Leaders from business, inter-governmental bodies and campaign groups will gather in London next week to discuss how companies can protect and promote human rights. Among the speakers will be senior executives of ABB, Barclays, MTV and Novartis.
It will be the culmination of a busy year that has seen business lobbies and human rights activists at each other’s throats over how much responsibility companies bear and how they should be held accountable. After the fighting, however, opposing sides have been doing a lot of talking and have begun to find common ground.
Disagreements came to a head over proposed United Nations rules for business known as the UN Norms, which bring together a plethora of international human rights instruments in a single code and envisage ways of enforcing them.
The code, hotly contested by business lobbies since its publication last year, was drawn up against a background of rising pressure on companies over human rights.
Sectors that were previously immune from scrutiny, such as banking, are now attracting the attention of human rights campaigners.
Human rights lawsuits are being brought under the controversial Alien Tort Claims Act that allows cases to be heard in the US over companies’ alleged activities in third countries. Multinationals, meanwhile, continue to walk a tightrope in politically troubled regions.
In one of the most recent examples, Royal Dutch/Shell and Eni of Italy denied accusations by a militia leader that they assisted government forces in a crackdown in the troubled Niger Delta where conflict has cut Shell’s oil production.
Amid these sensitive events, there is lively debate over where the responsibility of business begins and ends.
There is particular concern in some business quarters over what happens in countries where the state violates or fails to enforce human rights. Campaigners say companies should adhere, and be held accountable, to international standards of human rights in these circumstances.
Business groups have strongly resisted the draft UN norms, particularly the suggestion that companies’ compliance with human rights obligations might be monitored by outside bodies.
Human rights activists feared that pressure from business would lead the 53-member UN human rights commission to shelve the code at its meeting in April.
There is debate over where responsibility of business begins and ends
However, a UK-led resolution kept the proposal alive by calling on the office of the UN high commissioner for human rights (UNHCHR) to prepare a report on the legal status and scope of existing human rights standards relating to the private sector.
Stakeholders are being consulted on the report. Last month, 70 representatives of business, labour unions, campaign groups and UN agencies met to discuss the issues, finding more common ground than many had expected. There have also been about 100 submissions to the UNHCHR.
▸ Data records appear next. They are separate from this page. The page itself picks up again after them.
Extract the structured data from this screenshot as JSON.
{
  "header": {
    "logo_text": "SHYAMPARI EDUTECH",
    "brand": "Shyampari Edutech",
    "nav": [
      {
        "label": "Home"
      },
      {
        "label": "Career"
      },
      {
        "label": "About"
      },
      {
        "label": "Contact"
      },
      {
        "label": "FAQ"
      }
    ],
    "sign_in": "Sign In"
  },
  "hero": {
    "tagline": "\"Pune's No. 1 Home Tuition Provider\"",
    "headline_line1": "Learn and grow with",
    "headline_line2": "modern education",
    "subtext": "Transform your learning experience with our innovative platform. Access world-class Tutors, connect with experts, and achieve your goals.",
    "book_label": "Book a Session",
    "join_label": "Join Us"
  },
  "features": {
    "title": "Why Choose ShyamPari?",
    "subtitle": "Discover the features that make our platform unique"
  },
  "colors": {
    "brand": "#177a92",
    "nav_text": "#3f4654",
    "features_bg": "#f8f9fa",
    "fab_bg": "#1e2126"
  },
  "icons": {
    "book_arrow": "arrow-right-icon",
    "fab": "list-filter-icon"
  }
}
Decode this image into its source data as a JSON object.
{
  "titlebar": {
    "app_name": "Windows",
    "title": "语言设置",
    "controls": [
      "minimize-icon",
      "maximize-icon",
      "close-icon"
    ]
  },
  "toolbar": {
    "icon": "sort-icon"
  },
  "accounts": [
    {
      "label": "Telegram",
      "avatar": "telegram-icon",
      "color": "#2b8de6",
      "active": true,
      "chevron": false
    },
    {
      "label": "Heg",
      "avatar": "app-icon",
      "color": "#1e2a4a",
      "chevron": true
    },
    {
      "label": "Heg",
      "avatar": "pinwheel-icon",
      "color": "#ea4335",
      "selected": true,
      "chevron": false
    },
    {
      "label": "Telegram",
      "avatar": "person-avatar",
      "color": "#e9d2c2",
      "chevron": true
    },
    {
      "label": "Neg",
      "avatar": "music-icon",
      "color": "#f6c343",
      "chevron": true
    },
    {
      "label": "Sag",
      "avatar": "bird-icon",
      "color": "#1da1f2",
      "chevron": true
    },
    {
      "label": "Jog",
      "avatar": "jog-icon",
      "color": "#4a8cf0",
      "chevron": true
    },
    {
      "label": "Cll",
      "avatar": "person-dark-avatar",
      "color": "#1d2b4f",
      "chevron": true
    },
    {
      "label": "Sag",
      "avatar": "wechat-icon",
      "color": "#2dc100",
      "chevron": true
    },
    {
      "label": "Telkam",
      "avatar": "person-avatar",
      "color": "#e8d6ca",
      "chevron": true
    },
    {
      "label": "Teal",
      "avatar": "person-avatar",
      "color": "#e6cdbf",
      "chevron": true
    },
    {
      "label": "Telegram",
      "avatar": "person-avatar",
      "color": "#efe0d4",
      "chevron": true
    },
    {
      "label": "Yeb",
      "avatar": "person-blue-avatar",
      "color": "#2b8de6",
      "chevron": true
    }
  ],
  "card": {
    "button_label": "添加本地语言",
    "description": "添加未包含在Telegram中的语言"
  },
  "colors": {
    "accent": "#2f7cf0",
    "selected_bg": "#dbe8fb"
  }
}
Peter Frankental of Amnesty International says the subject now has a higher political profile. “The process taking place in the office of the high commissioner is locating this debate right at the heart of the UN, which is important.”
Companies’ responsibilities are being considered in much greater detail than under the UN Global Compact, a voluntary initiative that lays down general human rights principles for business, he says.
However, some corporate lobbies, such as the United States Council for International Business, still have serious concerns about the norms.
The council says it objects to their broad interpretation of human rights to include environmental protection and “aspirational goals” such as adequate housing for all.
“The key flaw is the attempt to shift the obligation to enforce human rights laws from governments to companies,” says Adam Greene, vice-president of labour affairs and corporate responsibility at USCIB.
“Our position is that all companies are required to comply with all relevant human rights laws (even in countries where there is little to no enforcement), but that enforcement must be left to government institutions with the proper mandate and authority to do so, based on due process and impartial courts.”
The norms themselves emphasise that governments have the primary responsibility for human rights, including ensuring that companies respect them - and campaigners also stress that the role of business is complementary to that of the state and cannot be a substitute.
Mr Frankental says business lobbies are out of step with some of their own members. Ten companies, most of them operating internationally, have joined the Business Leaders’ Initiative on Human Rights which aims to test the practical use of the norms and other standards in everyday operations.
“I think there is a division between a number of individual companies that see the norms as a useful checklist for their own risk management in human rights and industry bodies that are very backward in their thinking on the relevance and importance of human rights issues for companies,” he adds.
As well as ABB, Barclays, MTV and Novartis, another member of the business leaders’ initiative is Statoil, the Norwegian energy group, which is working with the UN Development Programme in Venezuela to train judges.
Other members are Hewlett-Packard and Gap, two US companies that joined recently, Novo Nordisk, Body Shop and National Grid Transco of the UK. Next week’s meeting in London, organised by the initiative, will be a chance to discuss their progress.
Although the future of the norms is uncertain, they have provoked a timely debate.
In March the human rights commission will consider the UNHCHR report with a view to identifying ways of strengthening standards for business.